INFLUENCE OF SUBSTRATE ENERGY ON THE ADHESION COMPATIBILITY OF EPOXY ADHESIVE USING MOLECULAR SIMULATION TOOL

The utilization of structural adhesive onto aluminium oxide (Al₂O₃), aluminium (Al) and polyvinyl chloride (PVC) can be remarkably observed in many industrial application such as aerospace, automotive, electronics and medical. Due to the prominent properties exhibited by epoxy resin, the relevancy of opting for it as adhesive agent in the aforementioned industry is believed to be highly beneficial. However, due to lack of literature references, the feasibility of implementing the idea is still ambiguous. It is the objective of this study to shed light on those aspects especially on determining the compatibility of using epoxy resin. In fact, to avoid any undesired interfacial failure during application, evaluation of the force and energy between the epoxy resin and substrate that assesses their interaction as well as strength is also highly essential.

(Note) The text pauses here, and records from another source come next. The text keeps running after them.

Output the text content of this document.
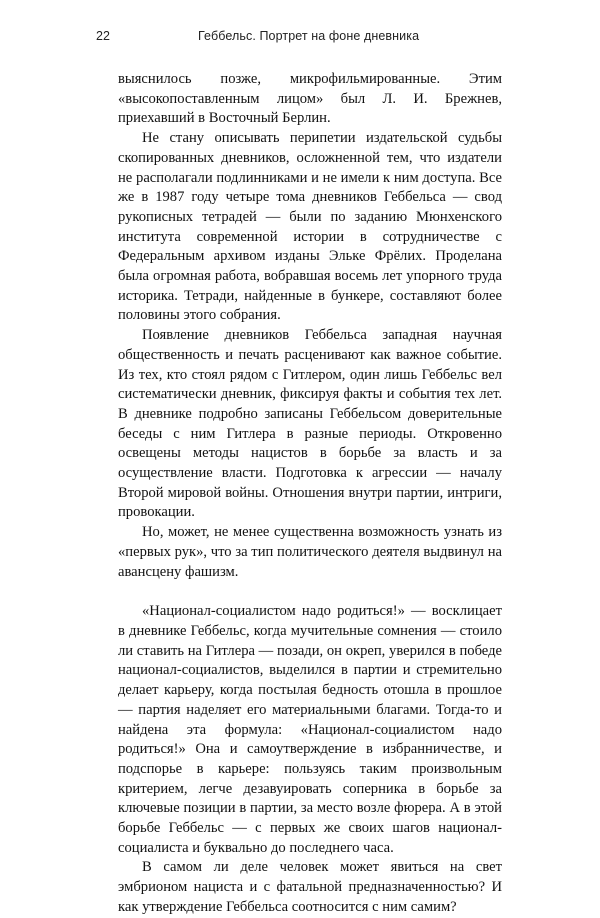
22	Геббельс. Портрет на фоне дневника

выяснилось позже, микрофильмированные. Этим «высокопоставленным лицом» был Л. И. Брежнев, приехавший в Восточный Берлин.

Не стану описывать перипетии издательской судьбы скопированных дневников, осложненной тем, что издатели не располагали подлинниками и не имели к ним доступа. Все же в 1987 году четыре тома дневников Геббельса — свод рукописных тетрадей — были по заданию Мюнхенского института современной истории в сотрудничестве с Федеральным архивом изданы Эльке Фрёлих. Проделана была огромная работа, вобравшая восемь лет упорного труда историка. Тетради, найденные в бункере, составляют более половины этого собрания.

Появление дневников Геббельса западная научная общественность и печать расценивают как важное событие. Из тех, кто стоял рядом с Гитлером, один лишь Геббельс вел систематически дневник, фиксируя факты и события тех лет. В дневнике подробно записаны Геббельсом доверительные беседы с ним Гитлера в разные периоды. Откровенно освещены методы нацистов в борьбе за власть и за осуществление власти. Подготовка к агрессии — началу Второй мировой войны. Отношения внутри партии, интриги, провокации.

Но, может, не менее существенна возможность узнать из «первых рук», что за тип политического деятеля выдвинул на авансцену фашизм.

«Национал-социалистом надо родиться!» — восклицает в дневнике Геббельс, когда мучительные сомнения — стоило ли ставить на Гитлера — позади, он окреп, уверился в победе национал-социалистов, выделился в партии и стремительно делает карьеру, когда постылая бедность отошла в прошлое — партия наделяет его материальными благами. Тогда-то и найдена эта формула: «Национал-социалистом надо родиться!» Она и самоутверждение в избранничестве, и подспорье в карьере: пользуясь таким произвольным критерием, легче дезавуировать соперника в борьбе за ключевые позиции в партии, за место возле фюрера. А в этой борьбе Геббельс — с первых же своих шагов национал-социалиста и буквально до последнего часа.

В самом ли деле человек может явиться на свет эмбрионом нациста и с фатальной предназначенностью? И как утверждение Геббельса соотносится с ним самим?
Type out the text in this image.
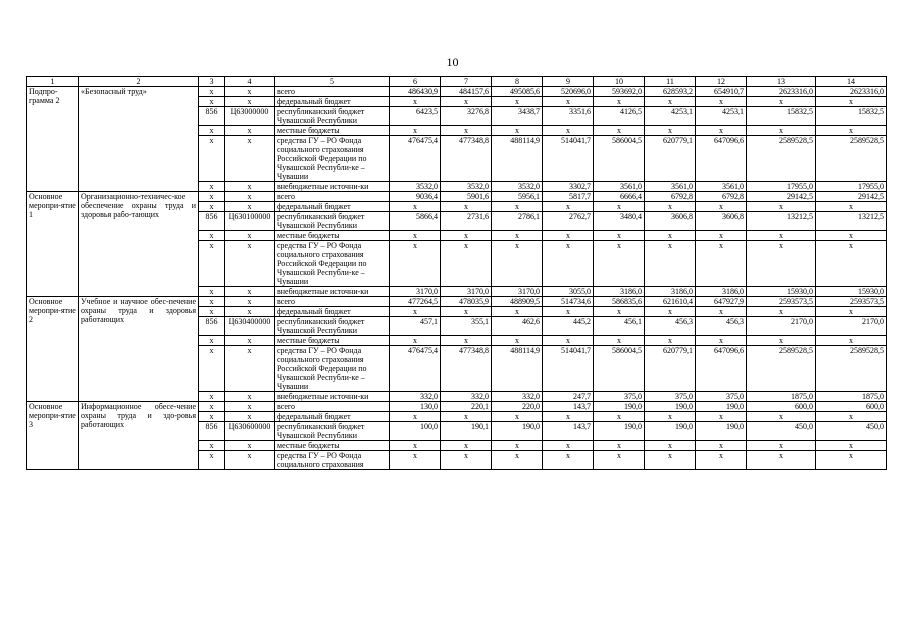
10
1	2	3	4	5	6	7	8	9	10	11	12	13	14
Подпро-грамма 2	«Безопасный труд»	x	x	всего	486430,9	484157,6	495085,6	520696,0	593692,0	628593,2	654910,7	2623316,0	2623316,0
		x	x	федеральный бюджет	x	x	x	x	x	x	x	x	x
		856	Ц63000000	республиканский бюджет Чувашской Республики	6423,5	3276,8	3438,7	3351,6	4126,5	4253,1	4253,1	15832,5	15832,5
		x	x	местные бюджеты	x	x	x	x	x	x	x	x	x
		x	x	средства ГУ – РО Фонда социального страхования Российской Федерации по Чувашской Республи-ке – Чувашии	476475,4	477348,8	488114,9	514041,7	586004,5	620779,1	647096,6	2589528,5	2589528,5
		x	x	внебюджетные источни-ки	3532,0	3532,0	3532,0	3302,7	3561,0	3561,0	3561,0	17955,0	17955,0
Основное меропри-ятие 1	Организационно-техничес-кое обеспечение охраны труда и здоровья рабо-тающих	x	x	всего	9036,4	5901,6	5956,1	5817,7	6666,4	6792,8	6792,8	29142,5	29142,5
		x	x	федеральный бюджет	x	x	x	x	x	x	x	x	x
		856	Ц630100000	республиканский бюджет Чувашской Республики	5866,4	2731,6	2786,1	2762,7	3480,4	3606,8	3606,8	13212,5	13212,5
		x	x	местные бюджеты	x	x	x	x	x	x	x	x	x
		x	x	средства ГУ – РО Фонда социального страхования Российской Федерации по Чувашской Республи-ке – Чувашии	x	x	x	x	x	x	x	x	x
		x	x	внебюджетные источни-ки	3170,0	3170,0	3170,0	3055,0	3186,0	3186,0	3186,0	15930,0	15930,0
Основное меропри-ятие 2	Учебное и научное обес-печение охраны труда и здоровья работающих	x	x	всего	477264,5	478035,9	488909,5	514734,6	586835,6	621610,4	647927,9	2593573,5	2593573,5
		x	x	федеральный бюджет	x	x	x	x	x	x	x	x	x
		856	Ц630400000	республиканский бюджет Чувашской Республики	457,1	355,1	462,6	445,2	456,1	456,3	456,3	2170,0	2170,0
		x	x	местные бюджеты	x	x	x	x	x	x	x	x	x
		x	x	средства ГУ – РО Фонда социального страхования Российской Федерации по Чувашской Республи-ке – Чувашии	476475,4	477348,8	488114,9	514041,7	586004,5	620779,1	647096,6	2589528,5	2589528,5
		x	x	внебюджетные источни-ки	332,0	332,0	332,0	247,7	375,0	375,0	375,0	1875,0	1875,0
Основное меропри-ятие 3	Информационное обесе-чение охраны труда и здо-ровья работающих	x	x	всего	130,0	220,1	220,0	143,7	190,0	190,0	190,0	600,0	600,0
		x	x	федеральный бюджет	x	x	x	x	x	x	x	x	x
		856	Ц630600000	республиканский бюджет Чувашской Республики	100,0	190,1	190,0	143,7	190,0	190,0	190,0	450,0	450,0
		x	x	местные бюджеты	x	x	x	x	x	x	x	x	x
		x	x	средства ГУ – РО Фонда социального страхования	x	x	x	x	x	x	x	x	x
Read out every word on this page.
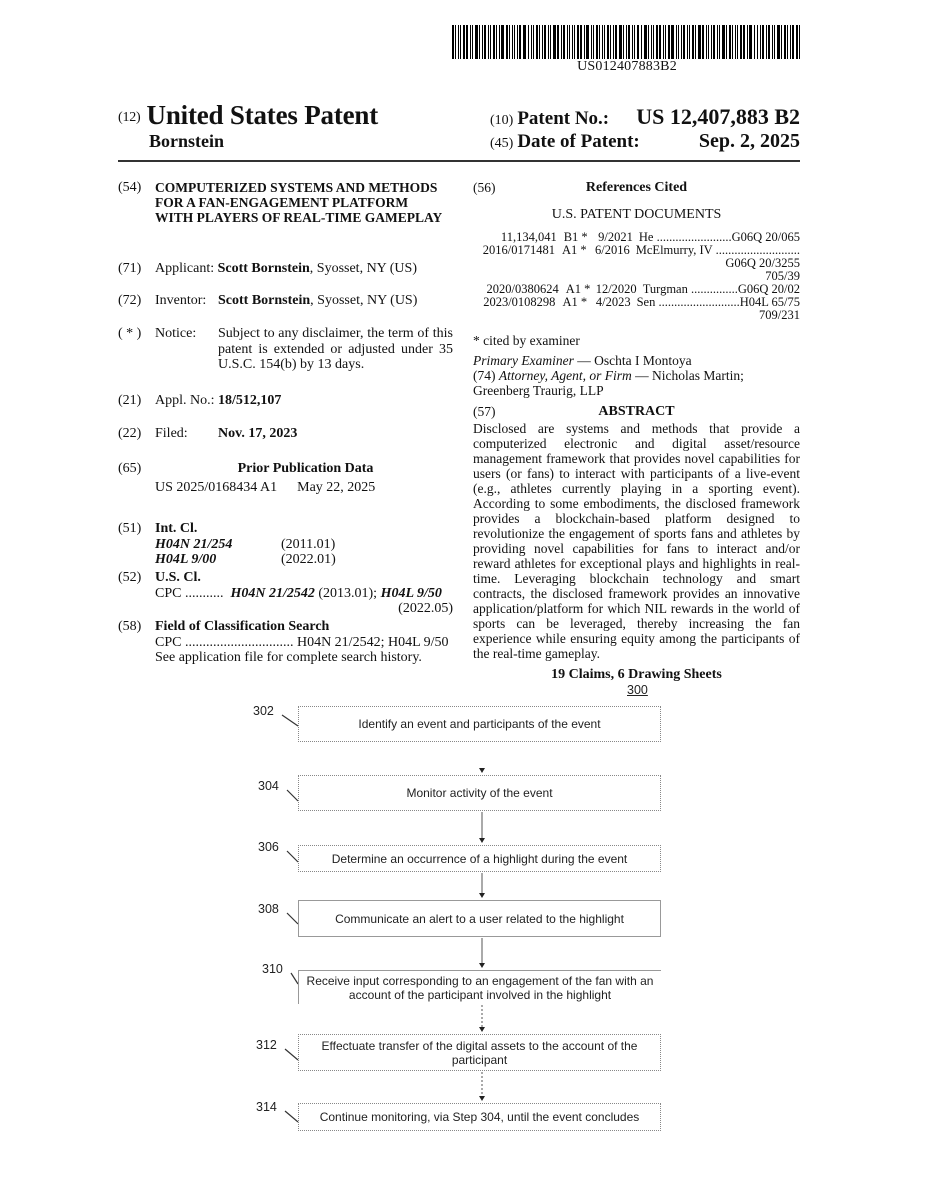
US012407883B2
(12) United States Patent
Bornstein
(10) Patent No.: US 12,407,883 B2
(45) Date of Patent:	Sep. 2, 2025
(54) COMPUTERIZED SYSTEMS AND METHODS FOR A FAN-ENGAGEMENT PLATFORM WITH PLAYERS OF REAL-TIME GAMEPLAY
(71) Applicant: Scott Bornstein, Syosset, NY (US)
(72) Inventor: Scott Bornstein, Syosset, NY (US)
( * ) Notice:	Subject to any disclaimer, the term of this patent is extended or adjusted under 35 U.S.C. 154(b) by 13 days.
(21) Appl. No.: 18/512,107
(22) Filed: Nov. 17, 2023
(65)	Prior Publication Data
US 2025/0168434 A1 May 22, 2025
(51) Int. Cl.
H04N 21/254	(2011.01)
H04L 9/00	(2022.01)
(52) U.S. Cl.
CPC ........... H04N 21/2542 (2013.01); H04L 9/50
(2022.05)
(58) Field of Classification Search
CPC ............................... H04N 21/2542; H04L 9/50
See application file for complete search history.
(56)	References Cited
U.S. PATENT DOCUMENTS
11,134,041 B1 * 9/2021 He ........................ G06Q 20/065
2016/0171481 A1 * 6/2016 McElmurry, IV ...........................
G06Q 20/3255
705/39
2020/0380624 A1 * 12/2020 Turgman ............... G06Q 20/02
2023/0108298 A1 * 4/2023 Sen .......................... H04L 65/75
709/231
* cited by examiner
Primary Examiner — Oschta I Montoya
(74) Attorney, Agent, or Firm — Nicholas Martin; Greenberg Traurig, LLP
(57)	ABSTRACT
Disclosed are systems and methods that provide a computerized electronic and digital asset/resource management framework that provides novel capabilities for users (or fans) to interact with participants of a live-event (e.g., athletes currently playing in a sporting event). According to some embodiments, the disclosed framework provides a blockchain-based platform designed to revolutionize the engagement of sports fans and athletes by providing novel capabilities for fans to interact and/or reward athletes for exceptional plays and highlights in real-time. Leveraging blockchain technology and smart contracts, the disclosed framework provides an innovative application/platform for which NIL rewards in the world of sports can be leveraged, thereby increasing the fan experience while ensuring equity among the participants of the real-time gameplay.
19 Claims, 6 Drawing Sheets
300
Identify an event and participants of the event
Monitor activity of the event
Determine an occurrence of a highlight during the event
Communicate an alert to a user related to the highlight
Receive input corresponding to an engagement of the fan with an account of the participant involved in the highlight
Effectuate transfer of the digital assets to the account of the participant
Continue monitoring, via Step 304, until the event concludes
302
304
306
308
310
312
314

In this study, Materials Studio 6.0 is utilized to model and simulate the compatibility and adhesion strength of epoxy resin with three different substrates i.e. aluminium oxide (Al₂O₃), aluminium (Al) and polyvinyl chloride (PVC). On the other hand, due to its establishment in the industry, the type of resin base for epoxy resin are kept constant i.e. diglycidyl ether of bisphenol A (DGEBA). The motivation of selecting such materials is to analyze the suitability of using DGEBA-based-epoxy resin as adhesive agent for each of the aforementioned substrates.
In the present work, the simulation of molecular dynamics (MD) and molecular mechanics (MM) was utilized along with a forcefield called condensed phase optimized molecular potential for atomistic simulation studies (COMPASS). MD and MM simulations reveal the significant influence of substrate energy and Van der Waals force in promoting the adhesion compatibility of epoxy-substrate system. The computed result from the aforementioned simulation also shows that epoxy resin is most compatible with Al₂O₃, followed by Al and lastly with PVC.